Geographie und Kolonialität: Koloniale Themen im Verein für Erdkunde zu Halle am Ende des 19. Jahrhunderts

Vortrag
Sitzungstermin
Donnerstag (21. September 2023), 11:00–12:30
Sitzungsraum
SH 4.107
Autor*innen
Stefan Knauss (MLU Halle-Wittenberg)
Daniel Watermann (MLU Halle-Wittenberg)
Kurz­be­schreib­ung
Welche Rolle spielte die Geographie im kolonialen Projekt des deutschen Kaiserreichs? Der Beitrag analysiert die Mittheilungen des Vereins für Erdkunde zu Halle/S. aus einer dekolonialen Perspektive und verortet dessen Protagonisten im kolonialen Diskurs des ausgehenden 19. Jahrhunderts.
Schlag­wörter

Abstract

Koloniale Themen spielten im 1873 gegründeten Verein für Erdkunde eine große Rolle. Sie wurden in der Zeitschrift des Vereins den Mittheilungen des Vereins für Erdkunde zu Halle/S. , auf Vereinsabenden und in Büchern von Vereinsmitgliedern diskutiert.

Die Autoren der „Mittheilungen“ veröffentlichten im Zeitraum von 1877 (Bd. 1) bis 1887 (Bd. 11) Artikel, die aus der heutigen Perspektive auf den Kolonialismus interessant sind. Vor allem in Bezug auf Australien, Afrika und Lateinamerika wurden rund 20 Texte angefertigt, die Elemente einer rassialisierten Selbstreflexion sowie rassialisierender Fremdbeschreibung enthalten. Überliefert sind eine anatomische Studie, Texte über missionarische Bildungseinrichtungen, Studien zu Sprache und Lebensweisen von kolonialisierten Menschen. Im Wilhelminischen Kaiserreich verschwand das Thema Kolonien weitgehend aus den „Mittheilungen“, blieb aber bestimmend bei den Vereinsversammlungen. Bekannte Mitglieder des Vereins publizierten zudem Bücher mit starkem Bezug zu kolonialen Fragen.

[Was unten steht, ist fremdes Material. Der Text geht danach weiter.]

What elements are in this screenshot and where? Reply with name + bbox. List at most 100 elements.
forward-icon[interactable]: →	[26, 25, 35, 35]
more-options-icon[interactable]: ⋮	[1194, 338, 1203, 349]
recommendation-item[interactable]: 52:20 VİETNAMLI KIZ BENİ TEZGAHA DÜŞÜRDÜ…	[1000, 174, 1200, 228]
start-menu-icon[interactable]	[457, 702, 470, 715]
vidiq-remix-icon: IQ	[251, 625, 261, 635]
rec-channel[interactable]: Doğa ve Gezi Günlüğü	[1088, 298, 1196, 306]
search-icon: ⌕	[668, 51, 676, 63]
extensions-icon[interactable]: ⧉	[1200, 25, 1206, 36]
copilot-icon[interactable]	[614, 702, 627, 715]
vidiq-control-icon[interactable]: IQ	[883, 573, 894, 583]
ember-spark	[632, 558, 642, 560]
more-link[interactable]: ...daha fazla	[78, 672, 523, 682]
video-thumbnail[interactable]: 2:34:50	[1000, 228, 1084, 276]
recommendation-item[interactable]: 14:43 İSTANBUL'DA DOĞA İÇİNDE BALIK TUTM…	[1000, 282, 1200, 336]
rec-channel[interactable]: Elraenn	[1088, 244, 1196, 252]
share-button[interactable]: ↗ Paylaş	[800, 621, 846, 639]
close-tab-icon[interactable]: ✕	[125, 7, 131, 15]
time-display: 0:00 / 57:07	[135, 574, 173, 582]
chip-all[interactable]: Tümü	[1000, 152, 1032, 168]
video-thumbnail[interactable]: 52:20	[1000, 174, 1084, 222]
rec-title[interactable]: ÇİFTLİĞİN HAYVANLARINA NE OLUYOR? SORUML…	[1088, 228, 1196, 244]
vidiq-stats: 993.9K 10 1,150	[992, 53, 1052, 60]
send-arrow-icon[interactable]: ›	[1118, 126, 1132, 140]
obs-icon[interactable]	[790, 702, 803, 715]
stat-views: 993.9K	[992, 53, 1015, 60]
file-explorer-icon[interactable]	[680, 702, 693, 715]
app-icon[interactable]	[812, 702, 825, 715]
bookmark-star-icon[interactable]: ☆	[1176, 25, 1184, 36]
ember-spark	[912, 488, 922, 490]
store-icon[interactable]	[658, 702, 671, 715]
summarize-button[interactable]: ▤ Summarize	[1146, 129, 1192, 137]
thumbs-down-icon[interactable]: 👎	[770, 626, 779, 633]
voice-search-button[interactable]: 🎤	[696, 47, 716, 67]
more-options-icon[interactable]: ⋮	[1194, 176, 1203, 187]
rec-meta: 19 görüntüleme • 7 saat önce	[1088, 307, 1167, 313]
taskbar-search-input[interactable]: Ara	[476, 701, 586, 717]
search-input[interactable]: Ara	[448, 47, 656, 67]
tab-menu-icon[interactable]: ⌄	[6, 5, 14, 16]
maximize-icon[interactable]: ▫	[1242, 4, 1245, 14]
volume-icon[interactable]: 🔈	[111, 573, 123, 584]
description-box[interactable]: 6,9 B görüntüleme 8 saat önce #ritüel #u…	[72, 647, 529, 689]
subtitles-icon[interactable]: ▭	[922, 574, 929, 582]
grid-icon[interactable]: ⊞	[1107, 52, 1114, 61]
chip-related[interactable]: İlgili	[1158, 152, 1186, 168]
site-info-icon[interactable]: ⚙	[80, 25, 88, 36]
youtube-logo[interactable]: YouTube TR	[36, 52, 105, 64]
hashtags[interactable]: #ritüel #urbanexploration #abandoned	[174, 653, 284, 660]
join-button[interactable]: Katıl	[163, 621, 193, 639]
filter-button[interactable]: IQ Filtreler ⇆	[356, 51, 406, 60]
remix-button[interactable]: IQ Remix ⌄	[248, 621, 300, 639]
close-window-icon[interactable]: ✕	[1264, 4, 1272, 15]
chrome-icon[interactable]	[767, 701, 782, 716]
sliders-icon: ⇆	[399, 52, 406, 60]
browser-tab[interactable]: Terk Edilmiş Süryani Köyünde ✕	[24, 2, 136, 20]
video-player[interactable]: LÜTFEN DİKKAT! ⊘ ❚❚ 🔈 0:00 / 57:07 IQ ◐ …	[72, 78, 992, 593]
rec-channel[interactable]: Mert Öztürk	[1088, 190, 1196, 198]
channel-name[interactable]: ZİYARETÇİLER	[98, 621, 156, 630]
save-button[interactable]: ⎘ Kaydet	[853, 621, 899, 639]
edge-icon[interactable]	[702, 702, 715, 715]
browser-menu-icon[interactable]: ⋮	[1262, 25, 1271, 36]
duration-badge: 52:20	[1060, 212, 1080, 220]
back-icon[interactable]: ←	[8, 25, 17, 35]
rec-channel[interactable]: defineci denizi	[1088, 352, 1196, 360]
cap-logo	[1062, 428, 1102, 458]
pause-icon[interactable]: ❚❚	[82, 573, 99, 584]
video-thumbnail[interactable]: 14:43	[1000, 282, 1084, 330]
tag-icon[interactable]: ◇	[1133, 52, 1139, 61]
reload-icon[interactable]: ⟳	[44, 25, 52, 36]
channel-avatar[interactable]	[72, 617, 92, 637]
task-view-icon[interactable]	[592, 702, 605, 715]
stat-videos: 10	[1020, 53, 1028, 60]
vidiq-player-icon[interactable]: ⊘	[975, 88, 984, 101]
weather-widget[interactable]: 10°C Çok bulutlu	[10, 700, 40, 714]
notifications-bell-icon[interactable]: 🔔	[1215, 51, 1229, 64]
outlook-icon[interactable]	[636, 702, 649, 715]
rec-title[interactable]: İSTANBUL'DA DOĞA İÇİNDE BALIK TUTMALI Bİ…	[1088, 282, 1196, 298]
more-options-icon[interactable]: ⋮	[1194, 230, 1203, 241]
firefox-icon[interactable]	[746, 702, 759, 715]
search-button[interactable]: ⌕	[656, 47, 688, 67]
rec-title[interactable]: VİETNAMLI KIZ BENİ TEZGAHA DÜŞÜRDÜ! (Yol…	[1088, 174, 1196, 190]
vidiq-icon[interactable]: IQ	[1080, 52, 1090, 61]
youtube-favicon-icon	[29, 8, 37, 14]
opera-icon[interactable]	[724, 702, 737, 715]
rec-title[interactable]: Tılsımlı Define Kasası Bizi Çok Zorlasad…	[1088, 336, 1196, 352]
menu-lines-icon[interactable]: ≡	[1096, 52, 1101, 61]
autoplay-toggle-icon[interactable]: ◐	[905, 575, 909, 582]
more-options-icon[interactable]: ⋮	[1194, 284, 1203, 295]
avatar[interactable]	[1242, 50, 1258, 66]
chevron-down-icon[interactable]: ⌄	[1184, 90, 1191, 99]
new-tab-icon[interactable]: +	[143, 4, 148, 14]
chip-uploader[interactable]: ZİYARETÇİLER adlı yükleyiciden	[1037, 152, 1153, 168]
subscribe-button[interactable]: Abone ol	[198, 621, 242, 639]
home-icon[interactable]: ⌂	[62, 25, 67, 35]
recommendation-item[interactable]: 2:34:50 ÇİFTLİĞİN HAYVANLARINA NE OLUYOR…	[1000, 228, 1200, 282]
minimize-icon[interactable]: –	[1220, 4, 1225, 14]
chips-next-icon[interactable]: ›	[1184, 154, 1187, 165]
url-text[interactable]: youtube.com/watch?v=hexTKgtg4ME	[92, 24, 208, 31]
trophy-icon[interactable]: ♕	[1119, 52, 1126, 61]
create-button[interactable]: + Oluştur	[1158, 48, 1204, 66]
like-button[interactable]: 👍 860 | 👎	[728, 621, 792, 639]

Im Mittelpunkt des vorgeschlagenen Beitrags steht die Frage nach der Rolle des hallischen Vereins für Erdkunde bei der Entwicklung kolonialer Narrative sowie damit verbundener Fremd- und Selbstzuschreibungen vom Standpunkt dekolonialer Theorie der Gegenwart. Er ordnet sich damit in die postkoloniale Diskussionen des Zusammenhangs von Geografie als Wissenschaft und der Ausformung kolonialer Stereotype, Politiken und Praktiken ein.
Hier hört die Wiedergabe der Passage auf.